Every day, she creates beautiful nails for her clients, all the while, chatting in Vietnamese with her sisters, and doling out good advice to everyone who comes to the Pamper Me Nail Spa.

“To me it’s the matter of how you manage yourself, how you set yourself,” she says, chatting with the woman in her chair. They’ve become fast friends already.

Kimberly runs this thriving nail salon. Her family is among the thousands of Vietnamese-Americans who make up the estimated 80% of nail technicians in California.

“For this job, you’re not required to speak fluent English,” says Kimberly. “It’s quick… only 6 months you can become a manicurist. You can get your license, yeah. It’s a short period of time to support your family.”

But in this Bay Area tale of how the Vietnamese came to dominate the American nail industry, economics and language are only supporting characters. The star of the story is a Hollywood legend.

Think back to 60s movie star Tippi Hedren. She was best known for her role in Alfred Hitchcocks’s classic thriller, ‘The Birds.’ She is also known as the godmother of Vietnamese manicurists.

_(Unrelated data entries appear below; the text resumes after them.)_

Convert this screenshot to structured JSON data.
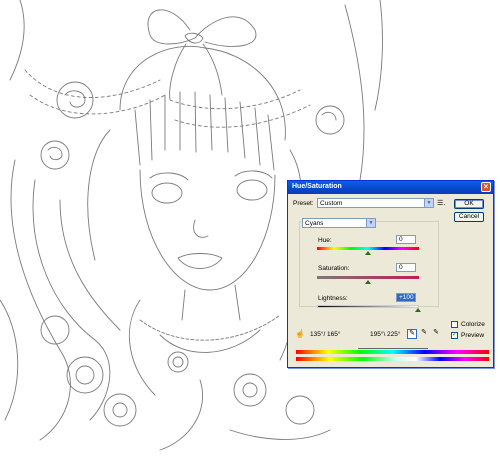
{
  "dialog": {
    "title": "Hue/Saturation",
    "preset_label": "Preset:",
    "preset_value": "Custom",
    "ok_label": "OK",
    "cancel_label": "Cancel",
    "channel_value": "Cyans",
    "hue_label": "Hue:",
    "hue_value": "0",
    "saturation_label": "Saturation:",
    "saturation_value": "0",
    "lightness_label": "Lightness:",
    "lightness_value": "+100",
    "colorize_label": "Colorize",
    "preview_label": "Preview",
    "range_left": "135°/ 165°",
    "range_right": "195°\\ 225°",
    "colorize_checked": false,
    "preview_checked": true
  },
  "icons": {
    "close": "close-icon",
    "hand": "hand-adjust-icon",
    "eyedropper": "eyedropper-icon",
    "eyedropper_plus": "eyedropper-plus-icon",
    "eyedropper_minus": "eyedropper-minus-icon",
    "preset_options": "preset-options-icon"
  },
  "colors": {
    "title_bar": "#0846c8",
    "dialog_bg": "#ece9d8",
    "highlight": "#316ac5"
  }
}
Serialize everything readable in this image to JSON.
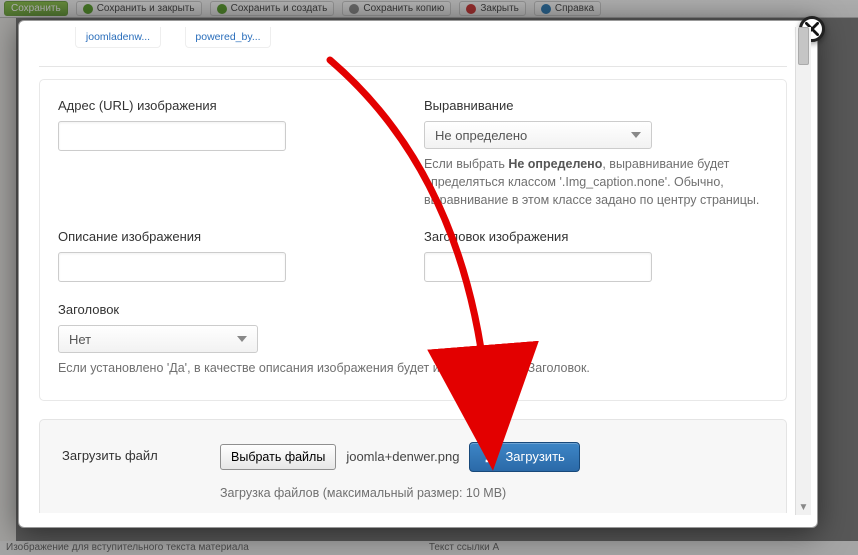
{
  "bg": {
    "save": "Сохранить",
    "save_close": "Сохранить и закрыть",
    "save_new": "Сохранить и создать",
    "save_copy": "Сохранить копию",
    "close": "Закрыть",
    "help": "Справка",
    "bottom_left": "Изображение для вступительного текста материала",
    "bottom_right": "Текст ссылки A"
  },
  "thumbs": {
    "a": "joomladenw...",
    "b": "powered_by..."
  },
  "form": {
    "url_label": "Адрес (URL) изображения",
    "align_label": "Выравнивание",
    "align_value": "Не определено",
    "align_hint_a": "Если выбрать ",
    "align_hint_b": "Не определено",
    "align_hint_c": ", выравнивание будет определяться классом '.Img_caption.none'. Обычно, выравнивание в этом классе задано по центру страницы.",
    "desc_label": "Описание изображения",
    "imgtitle_label": "Заголовок изображения",
    "head_label": "Заголовок",
    "head_value": "Нет",
    "head_hint": "Если установлено 'Да', в качестве описания изображения будет использоваться Заголовок."
  },
  "upload": {
    "label": "Загрузить файл",
    "choose": "Выбрать файлы",
    "filename": "joomla+denwer.png",
    "button": "Загрузить",
    "hint": "Загрузка файлов (максимальный размер: 10 MB)"
  }
}
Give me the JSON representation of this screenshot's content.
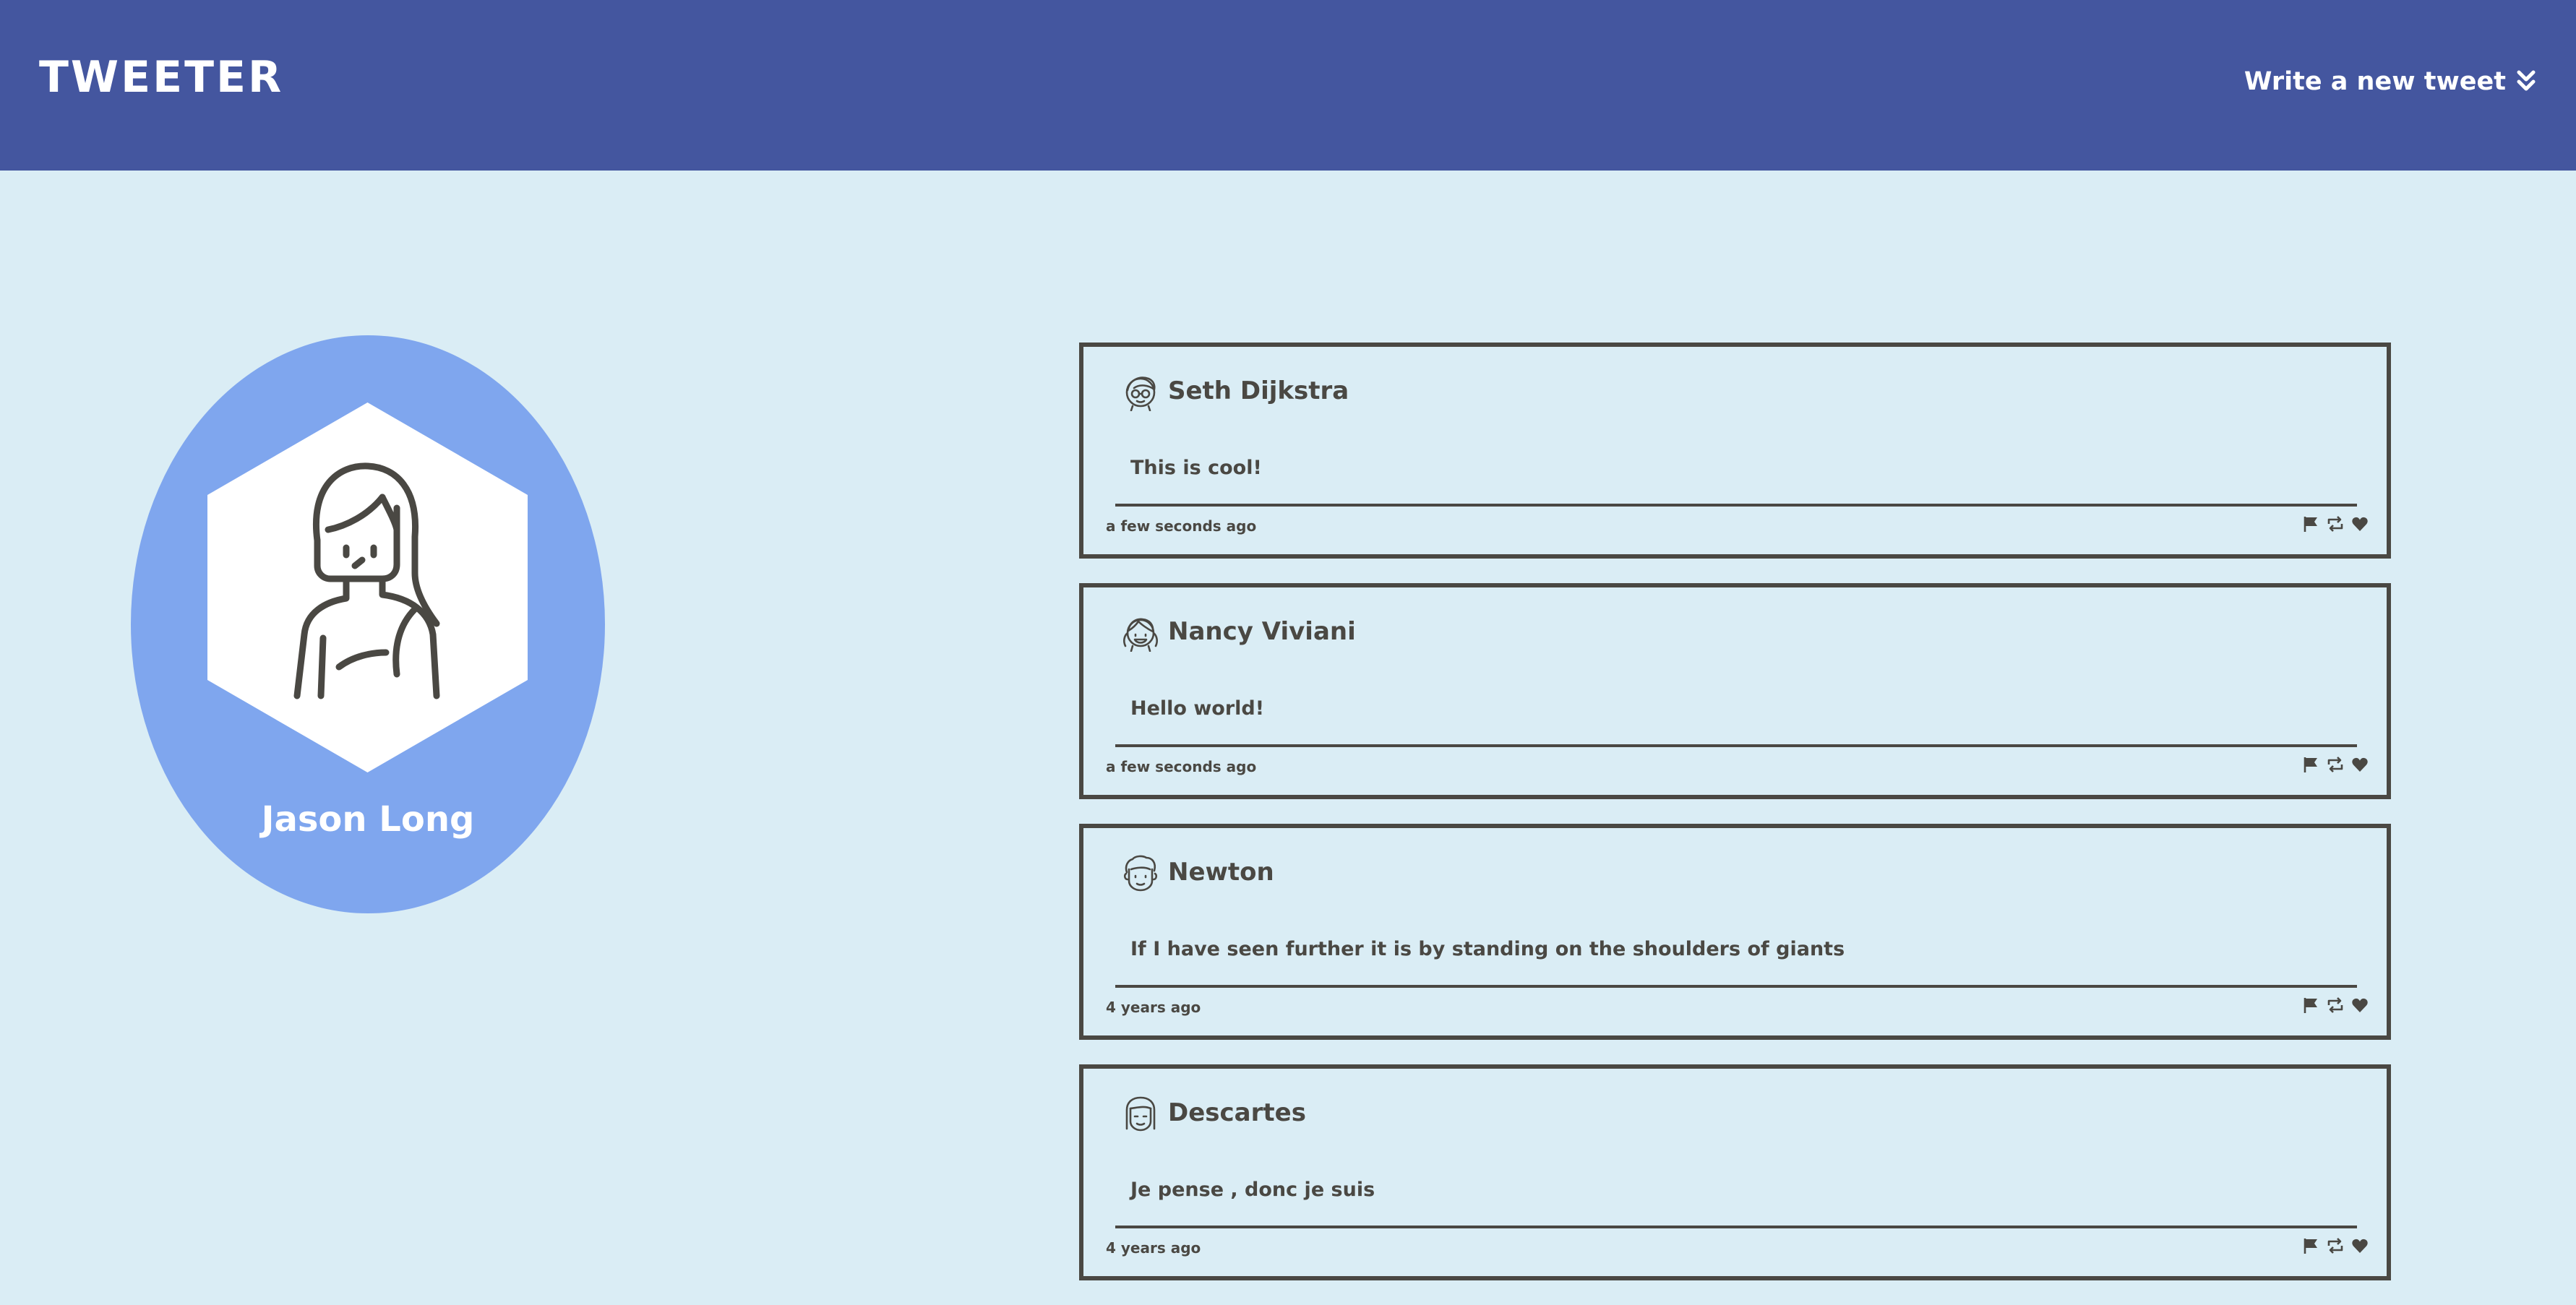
{
  "header": {
    "logo": "TWEETER",
    "write_link": "Write a new tweet",
    "write_icon": "double-chevron-down-icon"
  },
  "profile": {
    "name": "Jason Long",
    "avatar_icon": "woman-avatar-icon",
    "colors": {
      "oval": "#7fa6ee"
    }
  },
  "tweets": [
    {
      "author": "Seth Dijkstra",
      "avatar_icon": "boy-glasses-avatar-icon",
      "body": "This is cool!",
      "time": "a few seconds ago"
    },
    {
      "author": "Nancy Viviani",
      "avatar_icon": "girl-pigtails-avatar-icon",
      "body": "Hello world!",
      "time": "a few seconds ago"
    },
    {
      "author": "Newton",
      "avatar_icon": "man-curly-hair-avatar-icon",
      "body": "If I have seen further it is by standing on the shoulders of giants",
      "time": "4 years ago"
    },
    {
      "author": "Descartes",
      "avatar_icon": "man-long-hair-avatar-icon",
      "body": "Je pense , donc je suis",
      "time": "4 years ago"
    }
  ],
  "actions": {
    "flag_icon": "flag-icon",
    "retweet_icon": "retweet-icon",
    "like_icon": "heart-icon"
  },
  "colors": {
    "topbar": "#44569f",
    "background": "#daedf5",
    "ink": "#4a4843",
    "white": "#ffffff"
  }
}
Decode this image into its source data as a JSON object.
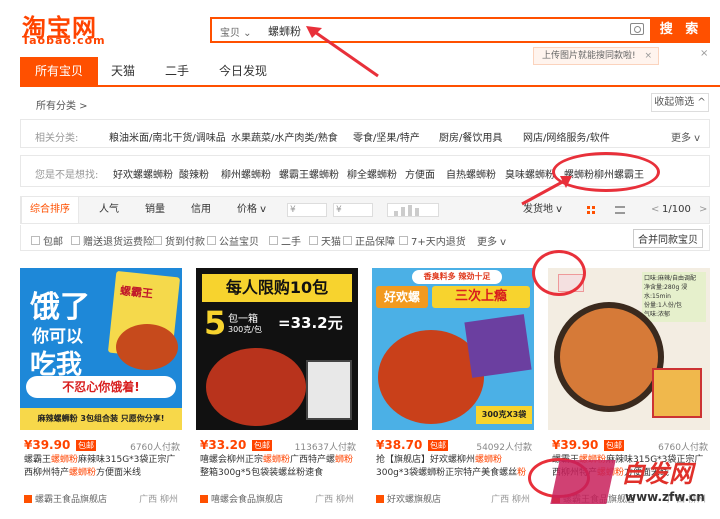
{
  "header": {
    "logo_main": "淘宝网",
    "logo_sub": "Taobao.com"
  },
  "search": {
    "scope": "宝贝",
    "query": "螺蛳粉",
    "button": "搜 索",
    "tip": "上传图片就能搜同款啦!",
    "tip_close": "×"
  },
  "corner_close": "×",
  "tabs": [
    "所有宝贝",
    "天猫",
    "二手",
    "今日发现"
  ],
  "breadcrumb": "所有分类 >",
  "collapse": "收起筛选 ^",
  "related": {
    "label": "相关分类:",
    "items": [
      "粮油米面/南北干货/调味品",
      "水果蔬菜/水产肉类/熟食",
      "零食/坚果/特产",
      "厨房/餐饮用具",
      "网店/网络服务/软件"
    ],
    "more": "更多 v"
  },
  "guess": {
    "label": "您是不是想找:",
    "items": [
      "好欢螺螺蛳粉",
      "酸辣粉",
      "柳州螺蛳粉",
      "螺霸王螺蛳粉",
      "柳全螺蛳粉",
      "方便面",
      "自热螺蛳粉",
      "臭味螺蛳粉",
      "螺蛳粉柳州螺霸王"
    ]
  },
  "sort": {
    "items": [
      "综合排序",
      "人气",
      "销量",
      "信用",
      "价格 v"
    ],
    "price_min": "¥",
    "price_max": "¥",
    "ship_from": "发货地 v",
    "page": "1/100",
    "prev": "<",
    "next": ">"
  },
  "filters": [
    "包邮",
    "赠送退货运费险",
    "货到付款",
    "公益宝贝",
    "二手",
    "天猫",
    "正品保障",
    "7+天内退货"
  ],
  "filters_more": "更多 v",
  "merge": "合并同款宝贝",
  "products": [
    {
      "price": "¥39.90",
      "badge": "包邮",
      "sold": "6760人付款",
      "title_a": "螺霸王",
      "title_hl1": "螺蛳粉",
      "title_b": "麻辣味315G*3袋正宗广西柳州特产",
      "title_hl2": "螺蛳粉",
      "title_c": "方便面米线",
      "shop": "螺霸王食品旗舰店",
      "loc": "广西 柳州",
      "img": {
        "line1": "饿了",
        "line2": "你可以",
        "line3": "吃我",
        "line4": "不忍心你饿着!",
        "band": "麻辣螺蛳粉 3包组合装 只愿你分享!",
        "pack": "螺霸王"
      }
    },
    {
      "price": "¥33.20",
      "badge": "包邮",
      "sold": "113637人付款",
      "title_a": "嘻螺会柳州正宗",
      "title_hl1": "螺蛳粉",
      "title_b": "广西特产螺",
      "title_hl2": "蛳粉",
      "title_c": "整箱300g*5包袋装螺丝粉速食",
      "shop": "嘻螺会食品旗舰店",
      "loc": "广西 柳州",
      "img": {
        "banner": "每人限购10包",
        "num": "5",
        "line2": "包一箱",
        "line3": "300克/包",
        "formula": "=33.2元"
      }
    },
    {
      "price": "¥38.70",
      "badge": "包邮",
      "sold": "54092人付款",
      "title_a": "抢【旗舰店】好欢螺柳州",
      "title_hl1": "螺蛳粉",
      "title_b": "300g*3袋螺蛳粉正宗特产美食螺丝",
      "title_hl2": "粉",
      "title_c": "",
      "shop": "好欢螺旗舰店",
      "loc": "广西 柳州",
      "img": {
        "top": "香臭料多 辣劲十足",
        "brand": "好欢螺",
        "slogan": "三次上瘾",
        "pack": "300克X3袋"
      }
    },
    {
      "price": "¥39.90",
      "badge": "包邮",
      "sold": "6760人付款",
      "title_a": "螺霸王",
      "title_hl1": "螺蛳粉",
      "title_b": "麻辣味315G*3袋正宗广西柳州特产",
      "title_hl2": "螺蛳粉",
      "title_c": "方便面米线",
      "shop": "螺霸王食品旗舰店",
      "loc": "广西 柳州",
      "img": {
        "tag": "口味:麻辣/自由调配",
        "tag2": "净含量:280g 浸水:15min",
        "tag3": "份量:1人份/包",
        "tag4": "气味:浓郁"
      }
    }
  ],
  "watermark": {
    "text": "自发网",
    "url": "www.zfw.cn"
  },
  "colors": {
    "accent": "#ff5000",
    "price": "#ff4400",
    "annotation": "#e8303a"
  }
}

After the fall of Saigon, Hedren visited Hope Village near Sacramento with an interest in helping the refugees. She’s been photographed with Vietnam’s former Prime Minister Nguyen Cao, who was also a refugee resident at Hope Village.

The star’s signature coral nails caught the attention of the women in the camp.

“They loved my finger nails so I thought, ‘I am going to bring my manicurist,’” recalls Hedren. “She came up once a week and gave them a lesson. They would all practice on each other they would practice on me.”

Manicurists and clients at Pamper Me Nail Spa. (CBS)

Inspired by Hedren and her fabulous nails, twenty women branched out and taught others. They even started their own schools. To this day, Hedren is credited for revolutionizing the industry and making manicures an affordable luxury.

Kimberly Do built her business from the ground up. It’s families like her’s who’ve taken the profession and used it to write their own script for achieving the American dream.

“I can say that I am really proud of myself right now,” says Do. “I would say to my community, my Vietnamese community, I am so proud.”